Die Amish versuchen, eine Haltung des Nichtwiderstands beizubehalten, in der sie sich weigern, an amerikanischen gesetzlichen Mandaten teilzunehmen, die ihren religiösen Überzeugungen widersprechen, aber die Bestrafung akzeptieren, wenn sie die widersprüchlichen Gesetze freiwillig missachten. Einige noch offene Fragen, wie die Schulpflicht, müssen jedoch geklärt werden. In diesen Fällen neigen die Amish dazu, sich auf eine nichtamische Rechtsvertretung zu stützen. Das Nationale Komitee für die Religionsfreiheit der Amish ist eine Organisation, die von einem lutherischen Minister gegründet wurde. Es widmet sich der Bekämpfung von Rechtsstreitigkeiten im Namen der Amish, um den Gerichten so weit wie möglich auszuweichen.

Wachsende Unzufriedenheit

Wachsende staatliche und bundesstaatliche Vorschriften haben den Kontakt der Amish mit dem amerikanischen Rechtssystem verstärkt. Probleme wie Krankenversicherungsmandate, Gesetze zur Identifizierung von Fotos und Bebauungsvorschriften sind zu kontroversen Keilproblemen geworden.

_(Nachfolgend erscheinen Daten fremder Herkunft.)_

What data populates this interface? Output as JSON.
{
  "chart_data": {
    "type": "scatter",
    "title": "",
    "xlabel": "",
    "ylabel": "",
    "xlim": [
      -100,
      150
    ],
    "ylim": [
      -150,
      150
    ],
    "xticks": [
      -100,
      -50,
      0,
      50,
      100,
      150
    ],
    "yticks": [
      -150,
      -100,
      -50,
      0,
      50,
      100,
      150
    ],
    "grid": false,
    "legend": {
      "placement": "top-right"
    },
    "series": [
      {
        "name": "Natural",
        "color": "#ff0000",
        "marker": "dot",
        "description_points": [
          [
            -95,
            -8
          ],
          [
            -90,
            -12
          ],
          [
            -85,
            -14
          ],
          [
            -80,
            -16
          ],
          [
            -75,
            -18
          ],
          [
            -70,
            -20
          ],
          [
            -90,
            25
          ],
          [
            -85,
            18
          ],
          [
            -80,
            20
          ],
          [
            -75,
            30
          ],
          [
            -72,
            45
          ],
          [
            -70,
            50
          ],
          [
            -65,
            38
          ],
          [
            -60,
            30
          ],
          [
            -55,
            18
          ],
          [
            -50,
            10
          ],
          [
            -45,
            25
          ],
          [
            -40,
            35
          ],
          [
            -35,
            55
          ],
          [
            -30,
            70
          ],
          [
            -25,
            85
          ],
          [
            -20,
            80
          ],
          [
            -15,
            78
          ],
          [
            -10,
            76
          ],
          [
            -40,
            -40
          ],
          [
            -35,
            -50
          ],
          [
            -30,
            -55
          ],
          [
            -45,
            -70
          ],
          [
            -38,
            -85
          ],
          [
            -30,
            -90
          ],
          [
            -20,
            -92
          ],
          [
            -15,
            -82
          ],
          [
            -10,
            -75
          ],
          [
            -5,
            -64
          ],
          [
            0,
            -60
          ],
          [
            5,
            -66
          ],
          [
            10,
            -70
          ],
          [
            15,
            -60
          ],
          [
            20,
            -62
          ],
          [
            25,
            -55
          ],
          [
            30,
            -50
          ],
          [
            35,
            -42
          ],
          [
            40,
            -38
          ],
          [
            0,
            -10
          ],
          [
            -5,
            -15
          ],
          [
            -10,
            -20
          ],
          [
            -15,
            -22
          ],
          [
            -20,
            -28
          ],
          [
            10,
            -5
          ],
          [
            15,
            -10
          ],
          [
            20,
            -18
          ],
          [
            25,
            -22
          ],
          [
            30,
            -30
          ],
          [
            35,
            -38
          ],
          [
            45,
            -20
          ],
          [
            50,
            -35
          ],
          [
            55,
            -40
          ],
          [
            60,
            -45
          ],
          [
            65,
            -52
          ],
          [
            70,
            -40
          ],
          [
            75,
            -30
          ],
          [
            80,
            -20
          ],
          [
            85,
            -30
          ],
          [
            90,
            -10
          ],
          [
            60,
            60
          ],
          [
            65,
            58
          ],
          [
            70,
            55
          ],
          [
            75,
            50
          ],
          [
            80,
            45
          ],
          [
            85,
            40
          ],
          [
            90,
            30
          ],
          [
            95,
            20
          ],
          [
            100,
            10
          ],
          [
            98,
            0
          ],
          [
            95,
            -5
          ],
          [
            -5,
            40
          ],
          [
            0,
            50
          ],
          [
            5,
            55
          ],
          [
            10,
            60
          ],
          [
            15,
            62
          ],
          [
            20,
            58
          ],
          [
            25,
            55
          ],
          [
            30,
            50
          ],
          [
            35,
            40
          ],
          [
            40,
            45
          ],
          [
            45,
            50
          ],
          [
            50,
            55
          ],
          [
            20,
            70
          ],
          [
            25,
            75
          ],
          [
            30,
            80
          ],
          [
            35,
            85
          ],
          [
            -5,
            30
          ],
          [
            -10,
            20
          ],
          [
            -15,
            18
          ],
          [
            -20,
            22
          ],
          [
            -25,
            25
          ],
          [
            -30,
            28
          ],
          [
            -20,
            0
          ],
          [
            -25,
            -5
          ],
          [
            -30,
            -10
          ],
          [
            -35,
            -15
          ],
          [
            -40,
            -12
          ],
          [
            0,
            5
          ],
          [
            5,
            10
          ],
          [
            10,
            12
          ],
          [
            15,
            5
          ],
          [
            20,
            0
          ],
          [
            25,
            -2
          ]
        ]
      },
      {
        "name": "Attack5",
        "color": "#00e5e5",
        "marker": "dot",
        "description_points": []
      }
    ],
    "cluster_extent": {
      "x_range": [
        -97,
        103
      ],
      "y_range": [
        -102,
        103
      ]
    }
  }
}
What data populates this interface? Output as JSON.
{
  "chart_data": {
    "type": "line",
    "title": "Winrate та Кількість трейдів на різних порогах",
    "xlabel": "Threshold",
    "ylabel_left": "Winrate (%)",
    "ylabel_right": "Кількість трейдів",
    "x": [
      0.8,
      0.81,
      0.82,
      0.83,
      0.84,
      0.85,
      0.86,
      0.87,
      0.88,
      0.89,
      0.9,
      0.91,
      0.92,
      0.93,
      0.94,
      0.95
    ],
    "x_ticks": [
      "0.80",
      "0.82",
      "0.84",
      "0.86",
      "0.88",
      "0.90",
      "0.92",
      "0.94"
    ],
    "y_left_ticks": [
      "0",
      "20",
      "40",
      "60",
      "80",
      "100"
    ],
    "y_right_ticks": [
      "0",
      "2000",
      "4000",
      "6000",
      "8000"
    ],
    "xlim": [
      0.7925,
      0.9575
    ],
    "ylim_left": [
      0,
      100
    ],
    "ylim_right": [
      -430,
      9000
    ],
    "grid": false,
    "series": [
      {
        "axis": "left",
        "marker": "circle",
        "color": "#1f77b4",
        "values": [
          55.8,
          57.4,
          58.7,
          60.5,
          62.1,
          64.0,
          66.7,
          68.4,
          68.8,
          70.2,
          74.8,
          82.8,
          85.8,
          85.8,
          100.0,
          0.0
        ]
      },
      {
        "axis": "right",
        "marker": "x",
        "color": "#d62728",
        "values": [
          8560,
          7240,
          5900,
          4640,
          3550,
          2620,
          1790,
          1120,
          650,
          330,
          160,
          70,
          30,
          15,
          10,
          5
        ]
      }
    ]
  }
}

Um sicherzustellen, dass ihre Überzeugungen in diesen neuen rechtlichen Kämpfen weiterhin vertreten sind, haben die Amish Lenkungsausschüsse auf staatlicher Ebene gebildet, um kontinuierlich mit dem Rechtssystem zu interagieren. Da die Macht der Regierung immer größer wird, müssen die Amish jeden Tag mehr Kontakt mit den Gerichten aufnehmen.